The sampling data generated during the initial study revealed that:
- The system was extremely effective in removing biological contaminants from items with heavy contamination. Bio-burden and bacterial reduction of nearly 100% (99.86% and 99.98%, respectively) was achieved for items that started with more than 1 million and 259,900 colonies of bacteria, respectively.
- There was no evidence of cross-contamination even after the water in the ultrasonic tank had been used to clean items with extreme bacterial counts.
As a further challenge, both porous and non-porous items were intentionally contaminated and then cleaned in the tank. Standard cleaning times (two to four minutes depending on the object’s size, type, and material) were used so that results useful in real-world applications could be obtained. The sampling data generated during the second study showed that:
- Pernicious bacteria types, such as those resistant to antibiotics, can be effectively cleaned from surfaces using ultrasonic equipment.
- The laboratory results for Enterococcus and Escherichia coli (or E. coli) bacteria contamination showed a 100% reduction for every non-porous item tested.

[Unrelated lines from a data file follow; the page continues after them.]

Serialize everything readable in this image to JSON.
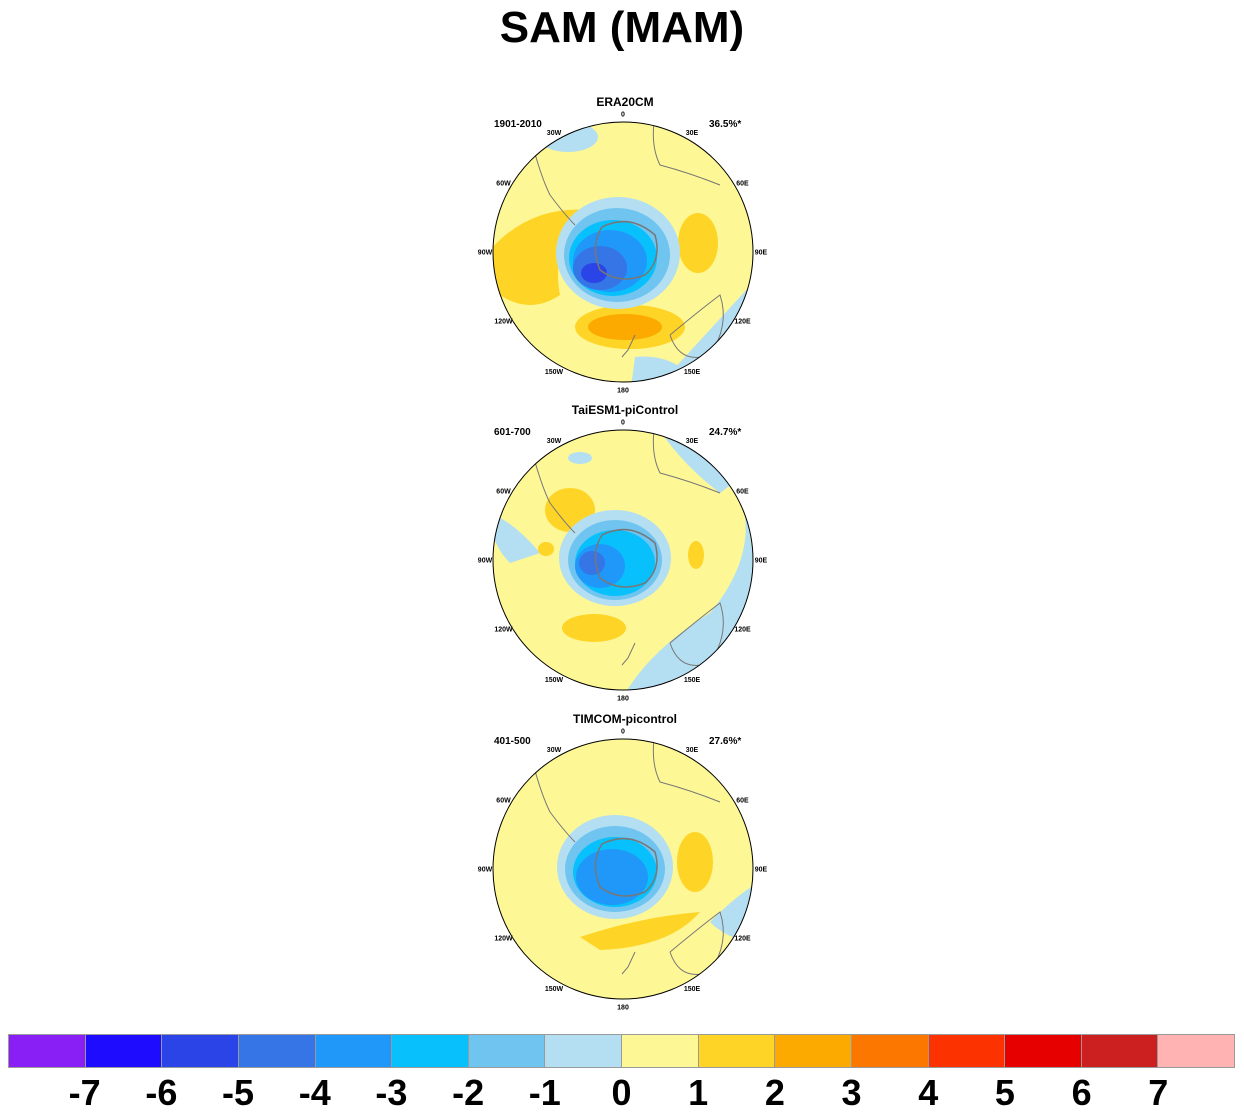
{
  "figure": {
    "title": "SAM (MAM)"
  },
  "panels": [
    {
      "title": "ERA20CM",
      "period": "1901-2010",
      "variance": "36.5%*"
    },
    {
      "title": "TaiESM1-piControl",
      "period": "601-700",
      "variance": "24.7%*"
    },
    {
      "title": "TIMCOM-picontrol",
      "period": "401-500",
      "variance": "27.6%*"
    }
  ],
  "longitude_labels": [
    "0",
    "30E",
    "60E",
    "90E",
    "120E",
    "150E",
    "180",
    "150W",
    "120W",
    "90W",
    "60W",
    "30W"
  ],
  "colorbar": {
    "colors": [
      "#8a1ff5",
      "#1e0cff",
      "#2a44e8",
      "#3575e6",
      "#1f98fa",
      "#08c1fc",
      "#70c4f0",
      "#b4dff2",
      "#fef795",
      "#fed426",
      "#fca900",
      "#fc7700",
      "#fc3300",
      "#e60000",
      "#cc1f1f",
      "#ffb3b3"
    ],
    "labels": [
      "-7",
      "-6",
      "-5",
      "-4",
      "-3",
      "-2",
      "-1",
      "0",
      "1",
      "2",
      "3",
      "4",
      "5",
      "6",
      "7"
    ]
  }
}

The system also showed impressive results cleaning a microfiber cloth, with 100% reduction of E. coli bacteria and 97.7% reduction of colony forming units of Enterococcus.
- Laboratory testing revealed that live bacteria counts in the water when the ultrasonic machine was operating stayed close to zero even after intentional contamination with gallons of raw sewage.
An Ultrasonic Answer to Controlling Infections
Both controlled testing and field demonstrations have confirmed that ultrasonic cleaning equipment is an important tool that should be utilized to improve cleaning performance in health care settings and other critical use facilities. This improved cleaning is one of the keys to reducing health care acquired infections and limiting the personal suffering and financial loss that comes from these preventable diseases.
*This story is based on research conducted for Morantz Ultrasonics Inc. using Morantz ultrasonic cleaning equipment.